Meran held a sleepy Wee Jack in her arms. “Oh, they mean well,” she said.

Behind her, Yocky John and the others laughed to hear her change her tune.

Merlin Dreams in the Mondream Wood

mondream — an Anglo-Saxon word

which means the dream of life

among men

I am Merlin

Who follow the Gleam

—Tennyson, from “Merlin and the Gleam”

In the heart of the house lay a garden.

In the heart of the garden stood a tree.

In the heart of the tree lived an old man who wore the shape of a red-haired boy with crackernut eyes that seemed as bright as salmon tails glinting up the water.

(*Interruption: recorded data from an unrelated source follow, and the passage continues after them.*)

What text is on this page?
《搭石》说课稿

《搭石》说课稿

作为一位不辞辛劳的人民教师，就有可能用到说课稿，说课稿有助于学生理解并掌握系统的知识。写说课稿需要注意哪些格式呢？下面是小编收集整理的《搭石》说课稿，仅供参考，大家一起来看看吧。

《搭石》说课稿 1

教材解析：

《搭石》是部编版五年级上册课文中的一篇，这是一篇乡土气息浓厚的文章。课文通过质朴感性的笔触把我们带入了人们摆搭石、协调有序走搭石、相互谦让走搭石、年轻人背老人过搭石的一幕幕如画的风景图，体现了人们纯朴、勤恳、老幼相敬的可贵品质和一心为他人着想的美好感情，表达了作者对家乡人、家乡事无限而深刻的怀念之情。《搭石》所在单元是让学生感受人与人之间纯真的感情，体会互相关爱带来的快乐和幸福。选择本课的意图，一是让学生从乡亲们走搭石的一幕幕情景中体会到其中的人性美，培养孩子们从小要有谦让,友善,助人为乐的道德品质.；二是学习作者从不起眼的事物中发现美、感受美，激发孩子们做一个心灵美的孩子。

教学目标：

His was a riddling wisdom, older by far than the ancient oak that housed his body. The green sap was his blood and leaves grew in his hair. In the winter, he slept. In the spring, the moon harped a windsong against his antler tines as the oak’s boughs stretched its green buds awake. In the summer, the air was thick with the droning of bees and the scent of the wildflowers that grew in stormy profusion where the fat brown bole became root.

And in the autumn, when the tree loosed its bounty to the ground below, there were hazelnuts lying in among the acorns.

The secrets of a Green Man.

* * *

“When I was a kid, I thought it was a forest,” Sara said.

She was sitting on the end of her bed, looking out the window over the garden, her guitar on her lap, the quilt bunched up under her knees. Up by the headboard, Julie Simms leaned forward from its carved wood to look over Sara’s shoulder at what could be seen of the garden from their vantage point.